By Pete Rottier
One student shook his head and asked, "What were we suppose to do?
We were attacked," assuming, as many Americans still do, that somehow
Saddam Hussein and Iraq were behind the terrorist attacks of 9/11/01.
When I pointed out that even the Bush administration does not contend
that Iraq had anything to do with 9/11, the student looked at me
distrustfully. Another student stated that it didn't matter
whether Saddam and Al-Qaida were connected; the freeing of the Iraqi
people from his brutal reign was justification in itself. To this
I again asked if there wasn't some connection between the claim of
bringing enlightenment and civilization in the 19th century,
and bringing liberty and democracy to Iraq in the twenty-first century.
The White Man's Burden was an ideology that was used to justify
European Imperialism at the turn of the 20th century.
The ideas of survival of the fittest and natural selection helped
solidify the notion of social and racial hierarchies in the world.
Yet the rational, liberal ideals of the enlightenment still carried
considerable weight throughout Europe. Therefore the idea of
colonization was then packaged as a humanitarian mission with the
Europeans benevolently helping bring civilization to the savage natives.
The White Man's Burden moved colonialism from a venture of profit and
selfishness to one of duty and responsibility to ones' fellow humans.
There was also the feeling that enlightening the savages would bring
security for the European nations. The newly civilized societies
would be forever grateful and become the happy little brothers of their
European or American benefactors.
The coalition governments would never say that they were civilizing the
Iraqis, because in the post-colonial world of the 21st
century, this would be insensitive and arrogant. Instead, these
governments use a new vocabulary of defeating tyranny and supporting
liberty. The Bush administration appears to have a naïve belief
that if they can create a stable and prosperous democracy in the heart
of the Islamic world then the other countries of the region will
eventually follow this path towards democracy. The theory comes
from the cold war where the US spent billions of dollars rebuilding
Western Germany and the rest of Europe and made West Berlin a showcase
of consumer goods and prosperity. In the end, the Soviet Union
could not keep up; needing to spend much more of their GNP for defense
the USSR therefore neglected consumer goods resulting in a grossly lower
standard of living in the East than in the West. In the end
communism collapsed and the eastern European nations emerged from the
cold war looking west, to capitalism and democracy to rebuild their
societies. The hope today is that this same situation will emerge
in the Middle East.
The United States is pumping billions of dollars into Iraq in an effort
to create a showcase of prosperity and liberty. The hope is that
there will be a democratization domino effect that will transform the
whole region into stable democracies that will be prosperous and
therefore remove the conditions that presently breed resentment,
anti-Americanism, and ultimately, terrorism. Unfortunately, this
plan was about as well thought out as Vice-president Cheney's
declaration prior to the war that the Iraqi people would greet the
American troops as liberators. This arrogance is reminiscent of
the White Man's Burden. Unfortunately, the White Man's Burden
does not have a positive connotation in history and neither will this
new incarnation of it.
While most Iraqis are probably relieved to be rid of Hussein, the
majority clearly want the occupation to end as quickly as possible.

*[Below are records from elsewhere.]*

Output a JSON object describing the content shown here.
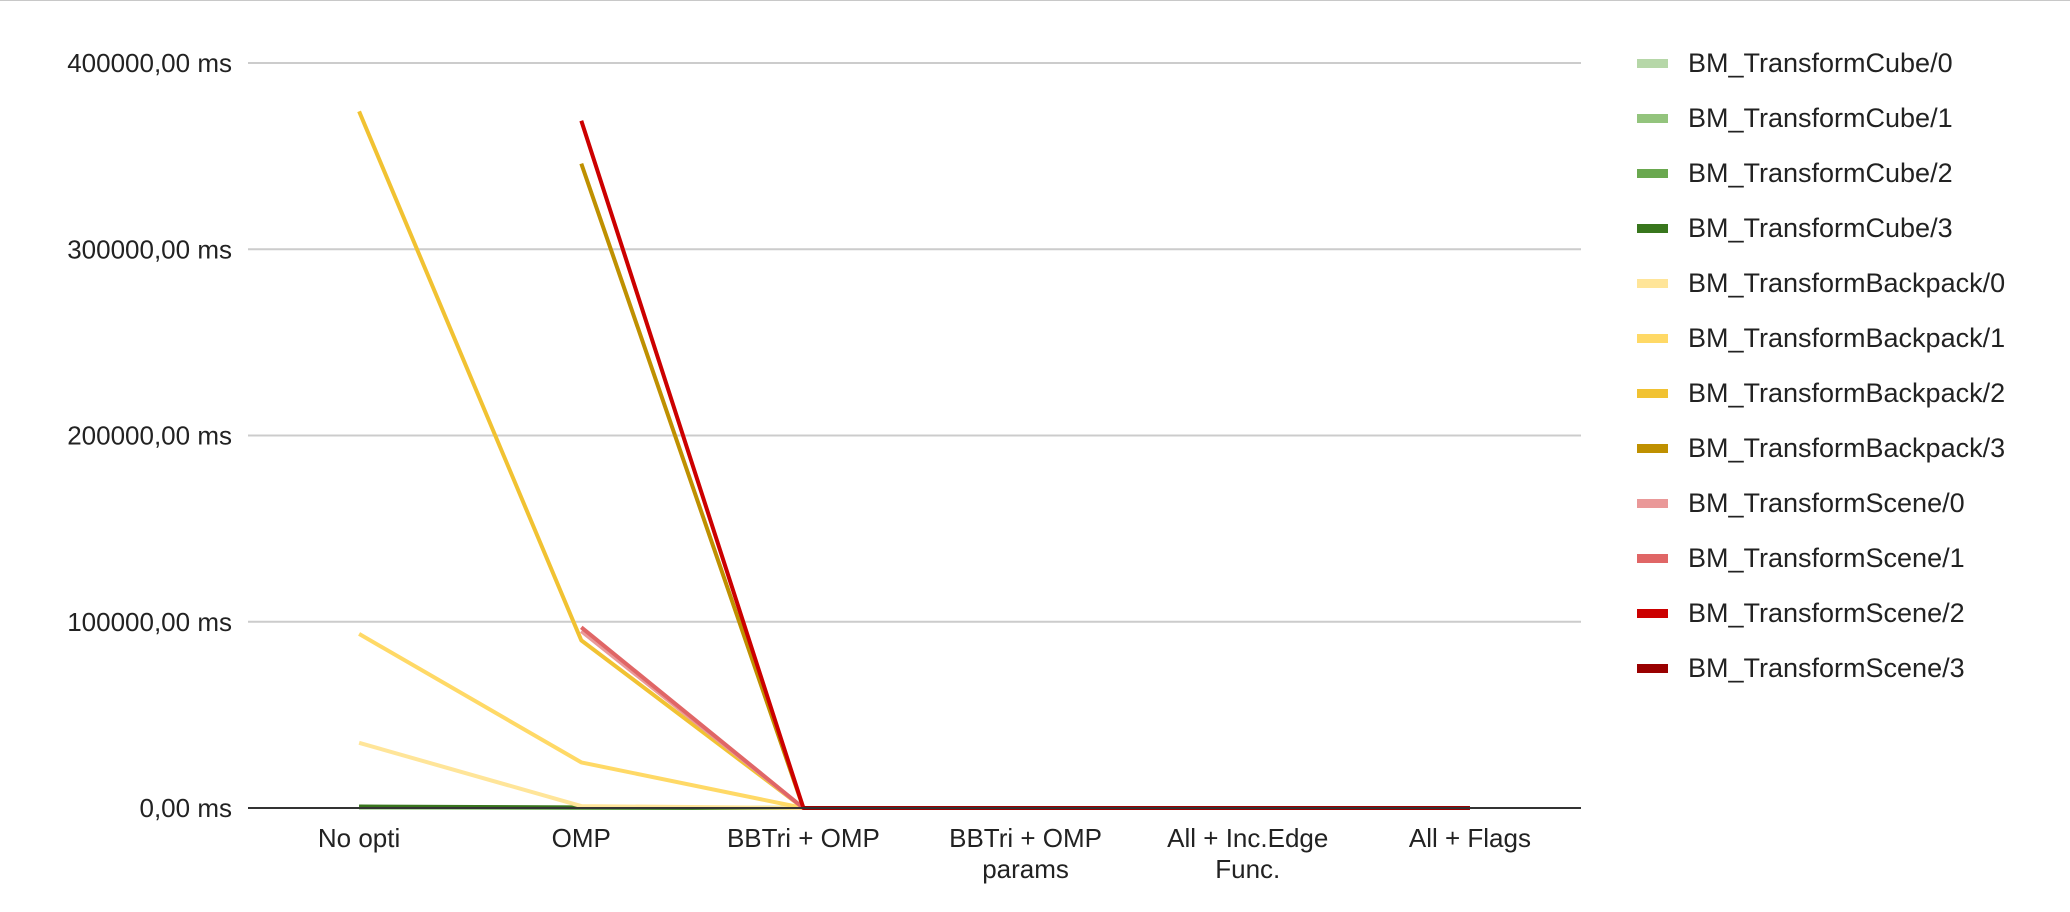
{
  "chart_data": {
    "type": "line",
    "title": "",
    "xlabel": "",
    "ylabel": "",
    "categories": [
      [
        "No opti"
      ],
      [
        "OMP"
      ],
      [
        "BBTri + OMP"
      ],
      [
        "BBTri + OMP",
        "params"
      ],
      [
        "All + Inc.Edge",
        "Func."
      ],
      [
        "All + Flags"
      ]
    ],
    "ylim": [
      0,
      400000
    ],
    "yticks": [
      0,
      100000,
      200000,
      300000,
      400000
    ],
    "ytick_labels": [
      "0,00 ms",
      "100000,00 ms",
      "200000,00 ms",
      "300000,00 ms",
      "400000,00 ms"
    ],
    "grid": "horizontal",
    "legend_position": "right",
    "series": [
      {
        "name": "BM_TransformCube/0",
        "color": "#b6d7a8",
        "values": [
          200,
          100,
          0,
          0,
          0,
          0
        ]
      },
      {
        "name": "BM_TransformCube/1",
        "color": "#93c47d",
        "values": [
          300,
          150,
          0,
          0,
          0,
          0
        ]
      },
      {
        "name": "BM_TransformCube/2",
        "color": "#6aa84f",
        "values": [
          500,
          200,
          0,
          0,
          0,
          0
        ]
      },
      {
        "name": "BM_TransformCube/3",
        "color": "#38761d",
        "values": [
          800,
          300,
          0,
          0,
          0,
          0
        ]
      },
      {
        "name": "BM_TransformBackpack/0",
        "color": "#ffe599",
        "values": [
          35000,
          1000,
          0,
          0,
          0,
          0
        ]
      },
      {
        "name": "BM_TransformBackpack/1",
        "color": "#ffd966",
        "values": [
          93500,
          24500,
          0,
          0,
          0,
          0
        ]
      },
      {
        "name": "BM_TransformBackpack/2",
        "color": "#f1c232",
        "values": [
          374000,
          90000,
          0,
          0,
          0,
          0
        ]
      },
      {
        "name": "BM_TransformBackpack/3",
        "color": "#bf9000",
        "values": [
          null,
          346000,
          0,
          0,
          0,
          0
        ]
      },
      {
        "name": "BM_TransformScene/0",
        "color": "#ea9999",
        "values": [
          null,
          95000,
          0,
          0,
          0,
          0
        ]
      },
      {
        "name": "BM_TransformScene/1",
        "color": "#e06666",
        "values": [
          null,
          97000,
          0,
          0,
          0,
          0
        ]
      },
      {
        "name": "BM_TransformScene/2",
        "color": "#cc0000",
        "values": [
          null,
          369000,
          0,
          0,
          0,
          0
        ]
      },
      {
        "name": "BM_TransformScene/3",
        "color": "#990000",
        "values": [
          null,
          null,
          0,
          0,
          0,
          0
        ]
      }
    ]
  }
}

One of the key issues that Operation Iraqi Liberty overlooked is that
the Islamic radicals detest Western culture most of all, and believe
that the spread of it into the Islamic lands corrupts their societies.
Forced westernization will not alleviate radicalism, but conversely,
will actually spread it. One needs only look at the history of
imperialism at the turn of the twentieth century to predict the outcome
of the Iraqi occupation. Instead of securing the Middle East, the
policy will breed even more discontent and distrust.